When I heard someone at the door my eyes opened immediately, and it was only then I realized they’d been open all the time. I’d been very far away, inside somewhere distant and small and old, and my eyeballs were crispy from not blinking.
The door opened. A figure stood silhouetted against the dim light in the corridor. It took me a while to work out who it was. I wasn’t especially pleased.
“How the hell did you find me?” I slurred, my tongue clacking in my mouth like a stick against iron railings.
“Guys at the back entrance called Howie.” Vinaldi grinned. “Said, and I quote, ‘The big fucked-up guy is on the loose again.’ Howie reckoned this was the only place you could be, and he was right. Seen the mess downstairs?”
“It was Yhandim. I saw him with those guys a couple days ago.”
Vinaldi saw the opening, made the pitch. “He’s got the little girl and Nearly with him now.”
“I know,” I said. “This is not news to me.”

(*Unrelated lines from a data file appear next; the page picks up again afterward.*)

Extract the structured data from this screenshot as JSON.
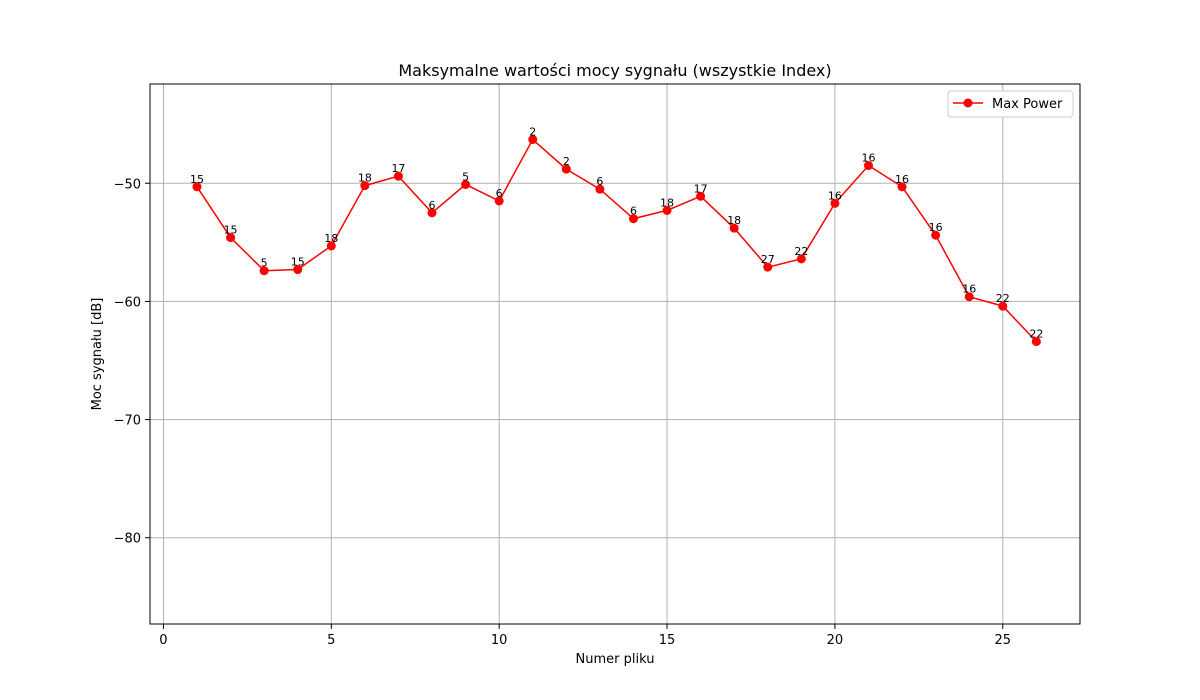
{
  "chart_data": {
    "type": "line",
    "title": "Maksymalne wartości mocy sygnału (wszystkie Index)",
    "xlabel": "Numer pliku",
    "ylabel": "Moc sygnału [dB]",
    "xlim": [
      -0.4,
      27.3
    ],
    "ylim": [
      -87.3,
      -41.6
    ],
    "xticks": [
      0,
      5,
      10,
      15,
      20,
      25
    ],
    "xtick_labels": [
      "0",
      "5",
      "10",
      "15",
      "20",
      "25"
    ],
    "yticks": [
      -80,
      -70,
      -60,
      -50
    ],
    "ytick_labels": [
      "−80",
      "−70",
      "−60",
      "−50"
    ],
    "grid": true,
    "legend": {
      "position": "top-right",
      "entries": [
        "Max Power"
      ]
    },
    "series": [
      {
        "name": "Max Power",
        "color": "#ff0000",
        "marker": "circle",
        "x": [
          1,
          2,
          3,
          4,
          5,
          6,
          7,
          8,
          9,
          10,
          11,
          12,
          13,
          14,
          15,
          16,
          17,
          18,
          19,
          20,
          21,
          22,
          23,
          24,
          25,
          26
        ],
        "y": [
          -50.3,
          -54.6,
          -57.4,
          -57.3,
          -55.3,
          -50.2,
          -49.4,
          -52.5,
          -50.1,
          -51.5,
          -46.3,
          -48.8,
          -50.5,
          -53.0,
          -52.3,
          -51.1,
          -53.8,
          -57.1,
          -56.4,
          -51.7,
          -48.5,
          -50.3,
          -54.4,
          -59.6,
          -60.4,
          -63.4
        ],
        "labels": [
          "15",
          "15",
          "5",
          "15",
          "18",
          "18",
          "17",
          "6",
          "5",
          "6",
          "2",
          "2",
          "6",
          "6",
          "18",
          "17",
          "18",
          "27",
          "22",
          "16",
          "16",
          "16",
          "16",
          "16",
          "22",
          "22"
        ]
      }
    ]
  }
}
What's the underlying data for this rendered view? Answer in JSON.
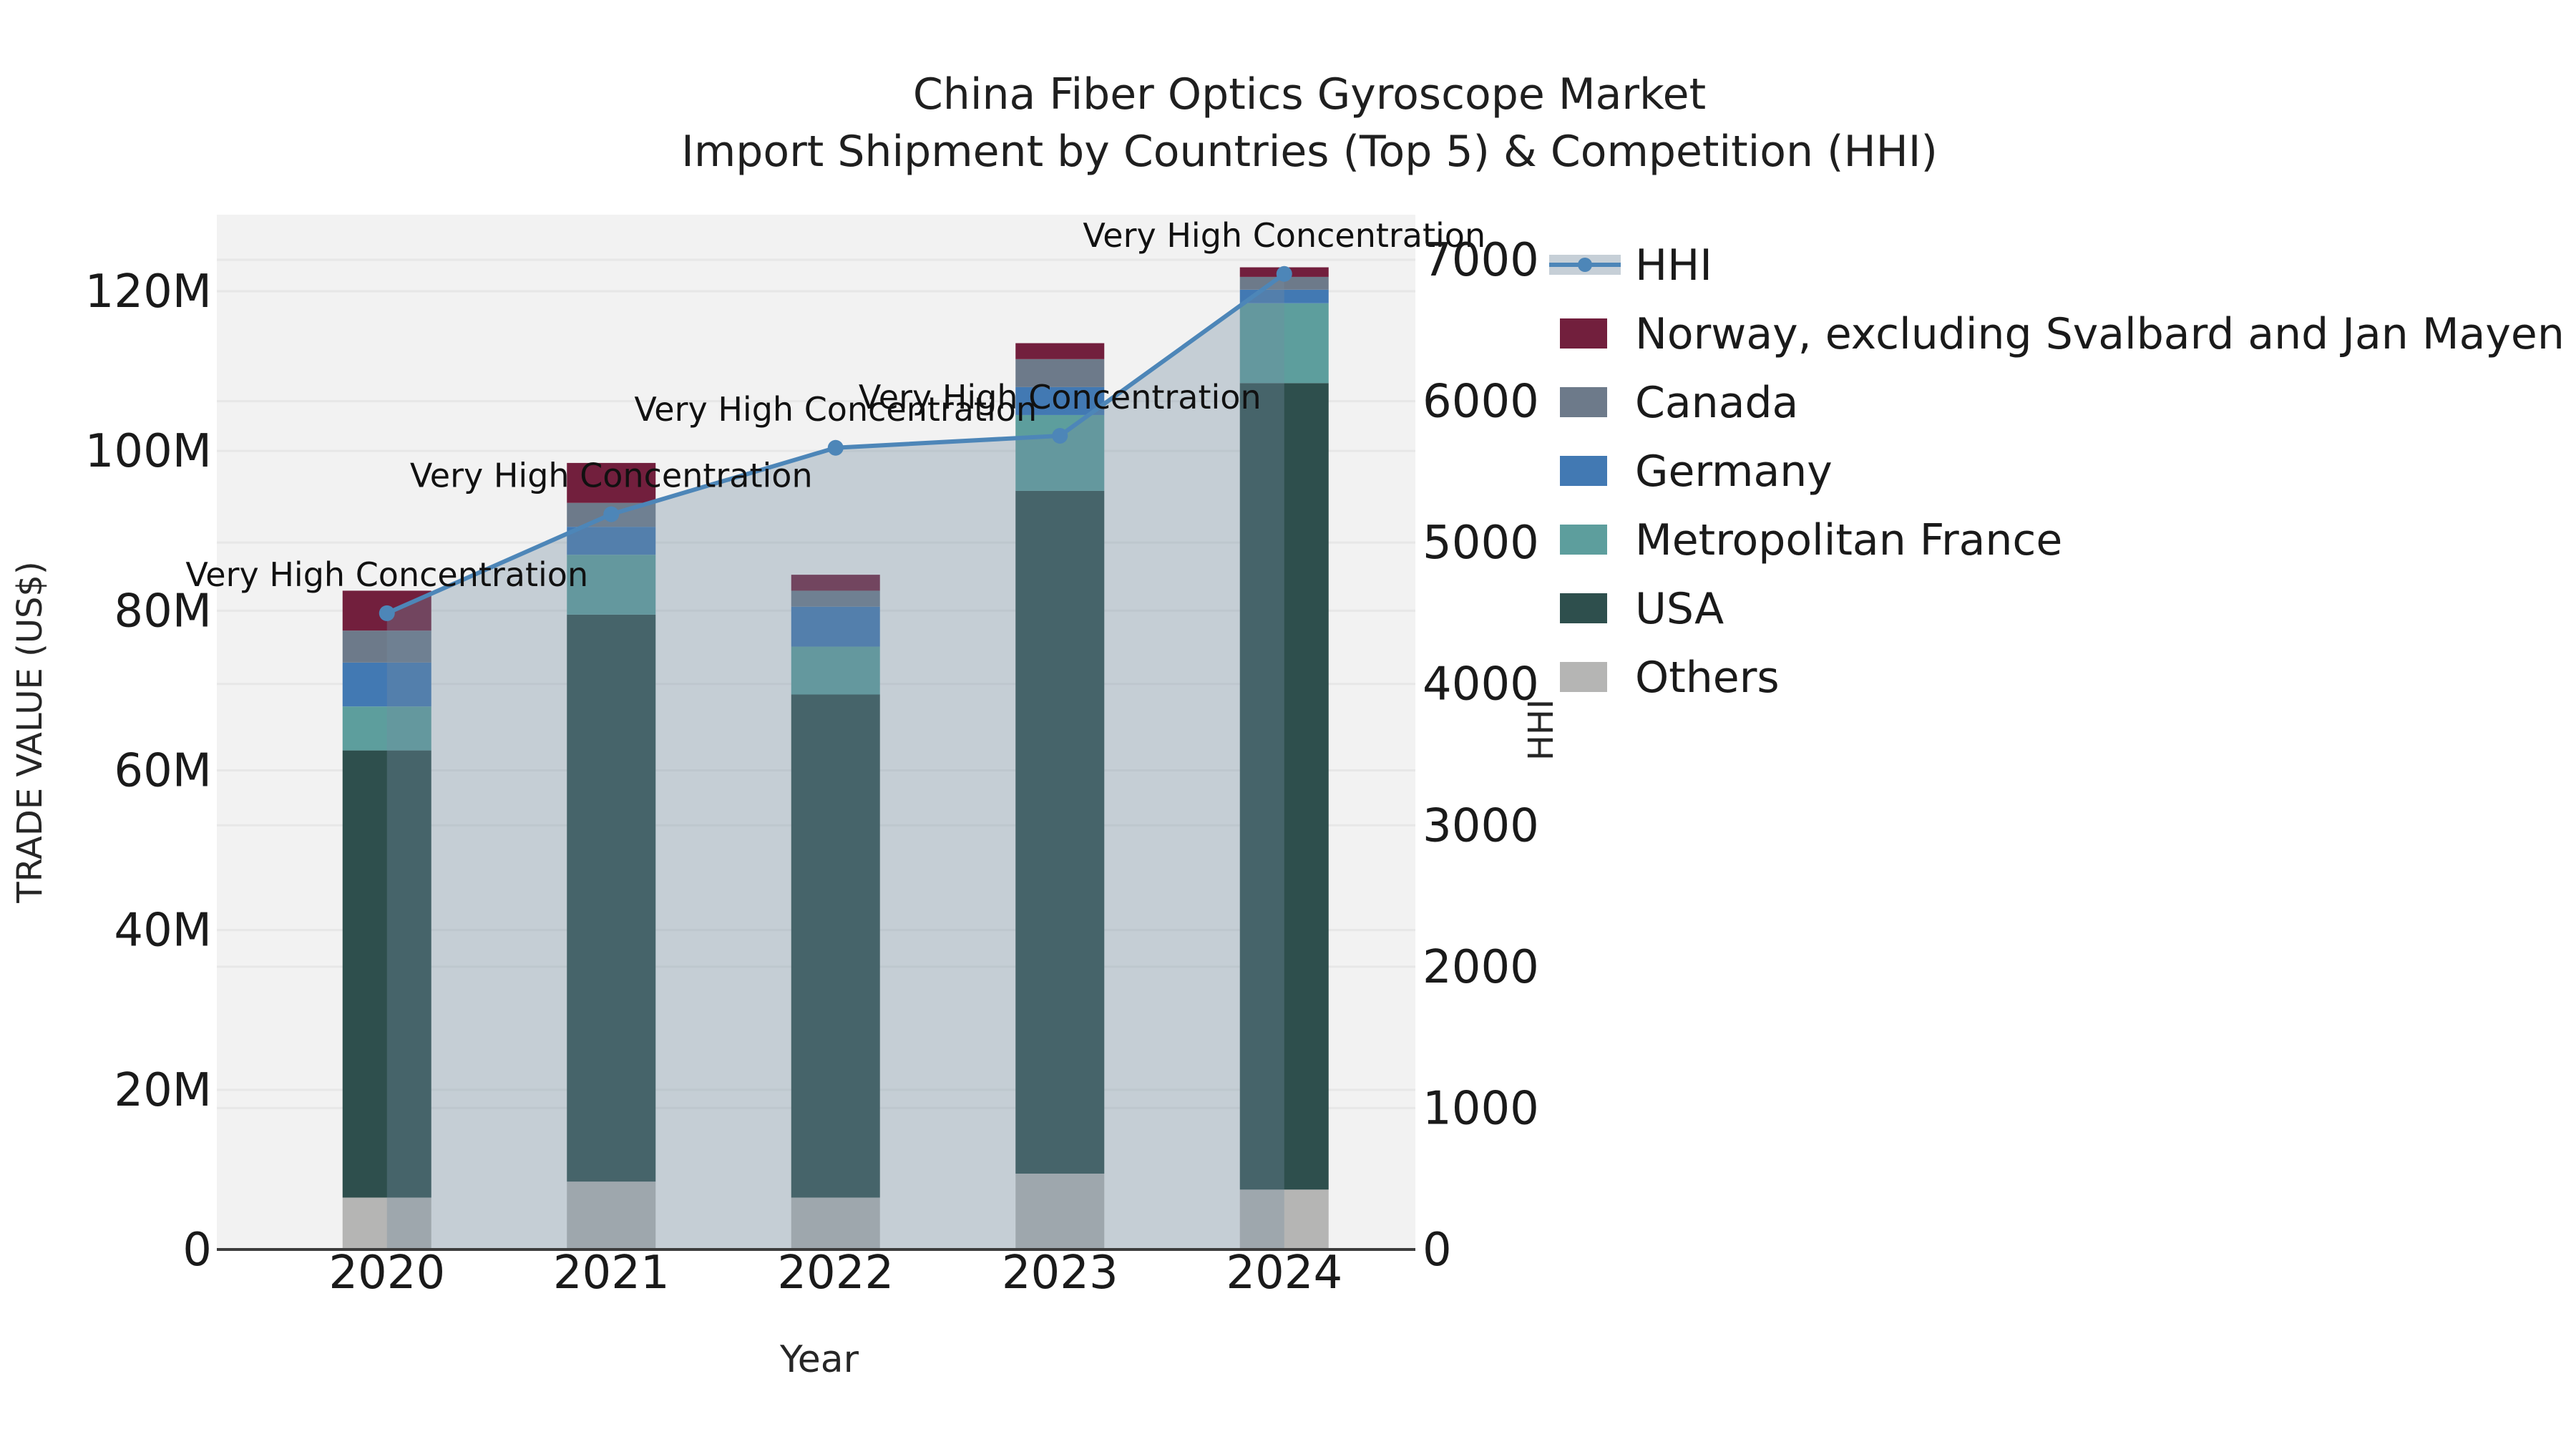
{
  "title": {
    "line1": "China Fiber Optics Gyroscope Market",
    "line2": "Import Shipment by Countries (Top 5) & Competition (HHI)"
  },
  "axes": {
    "x": {
      "label": "Year",
      "tick_labels": [
        "2020",
        "2021",
        "2022",
        "2023",
        "2024"
      ]
    },
    "y_left": {
      "label": "TRADE VALUE (US$)",
      "tick_labels": [
        "0",
        "20M",
        "40M",
        "60M",
        "80M",
        "100M",
        "120M"
      ],
      "tick_values_musd": [
        0,
        20,
        40,
        60,
        80,
        100,
        120
      ]
    },
    "y_right": {
      "label": "HHI",
      "tick_labels": [
        "0",
        "1000",
        "2000",
        "3000",
        "4000",
        "5000",
        "6000",
        "7000"
      ],
      "tick_values": [
        0,
        1000,
        2000,
        3000,
        4000,
        5000,
        6000,
        7000
      ]
    }
  },
  "legend": {
    "items": [
      {
        "label": "HHI",
        "marker": "line-dot",
        "color": "#4d86b8",
        "band_color": "#c6cfd7"
      },
      {
        "label": "Norway, excluding Svalbard and Jan Mayen",
        "marker": "patch",
        "color": "#721f3d"
      },
      {
        "label": "Canada",
        "marker": "patch",
        "color": "#6d7a8a"
      },
      {
        "label": "Germany",
        "marker": "patch",
        "color": "#4279b3"
      },
      {
        "label": "Metropolitan France",
        "marker": "patch",
        "color": "#5d9e9d"
      },
      {
        "label": "USA",
        "marker": "patch",
        "color": "#2e4f4d"
      },
      {
        "label": "Others",
        "marker": "patch",
        "color": "#b5b5b4"
      }
    ]
  },
  "colors": {
    "plot_bg": "#f2f2f2",
    "grid": "#e7e7e7",
    "spine": "#3d3d3d",
    "hhi_line": "#4d86b8",
    "area_fill": "rgba(115,140,161,0.35)"
  },
  "chart_data": {
    "type": "bar",
    "subtype": "stacked bars (left axis, trade value US$) + HHI line with shaded area (right axis)",
    "categories": [
      "2020",
      "2021",
      "2022",
      "2023",
      "2024"
    ],
    "xlabel": "Year",
    "ylabel_left": "TRADE VALUE (US$)",
    "ylabel_right": "HHI",
    "ylim_left_musd": [
      0,
      129.6
    ],
    "ylim_right": [
      0,
      7319
    ],
    "grid": "on",
    "legend_position": "outside upper right",
    "series": [
      {
        "name": "Others",
        "stack_position": 1,
        "color": "#b5b5b4",
        "values_musd": [
          6.5,
          8.5,
          6.5,
          9.5,
          7.5
        ]
      },
      {
        "name": "USA",
        "stack_position": 2,
        "color": "#2e4f4d",
        "values_musd": [
          56,
          71,
          63,
          85.5,
          101
        ]
      },
      {
        "name": "Metropolitan France",
        "stack_position": 3,
        "color": "#5d9e9d",
        "values_musd": [
          5.5,
          7.5,
          6,
          9.5,
          10
        ]
      },
      {
        "name": "Germany",
        "stack_position": 4,
        "color": "#4279b3",
        "values_musd": [
          5.5,
          3.5,
          5,
          3.5,
          1.7
        ]
      },
      {
        "name": "Canada",
        "stack_position": 5,
        "color": "#6d7a8a",
        "values_musd": [
          4,
          3,
          2,
          3.5,
          1.6
        ]
      },
      {
        "name": "Norway, excluding Svalbard and Jan Mayen",
        "stack_position": 6,
        "color": "#721f3d",
        "values_musd": [
          5,
          5,
          2,
          2,
          1.2
        ]
      }
    ],
    "bar_totals_musd": [
      82.5,
      98.5,
      84.5,
      113.5,
      123
    ],
    "line_series": {
      "name": "HHI",
      "axis": "right",
      "color": "#4d86b8",
      "values": [
        4500,
        5200,
        5670,
        5755,
        6900
      ],
      "area_under_line": true,
      "point_annotation": "Very High Concentration"
    }
  }
}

“Okay, well, you got to hurry. We let Ghuaji go, after Dath planted a tracker on him, and he’s just left New Richmond and is out in the Portal as we speak. An employee of mine has seen him get in a car, and he’s heading out into the wilds. He’s going home.” Vinaldi held a hand down to me. I didn’t take it.
“I’m still not going,” I said.
His voice was calm. “Yes, you are, Randall, and you know it. There’s a truck outside and I can see that I’m going to have to drive myself, which will be a first in about ten years, so get the fuck up and let’s get after him.”
“I don’t understand you,” I said, trying to climb to my feet. I still had no intention of going. I just wanted to give him a hard time on his own level. The walls moved alarmingly, and I almost didn’t go through with it. But once I was standing, going back down again seemed even harder. “Why don’t you sit tight in your fortress on one-eighty-five and let your men handle it? That’s what you pay them for. I tried to take you down, remember? Why are you hanging round giving me grief?”
“Atonement, Randall. You ever hear of the word?”
“Of course I’ve heard of it, and what does it have to do with you? You said yourself it’s their own stupid fault they got left in The Gap. Even if it wasn’t, everybody did bad things in there and it’s far too late to do anything about it now. You want to atone for something, atone for the drugs you sell that people like Shelley Latoya OD on, atone for the guys you’ve had whacked, and just leave me alone.”
By the time I finished I was shouting wildly. Vinaldi left a pause, and then spoke quietly and with finality.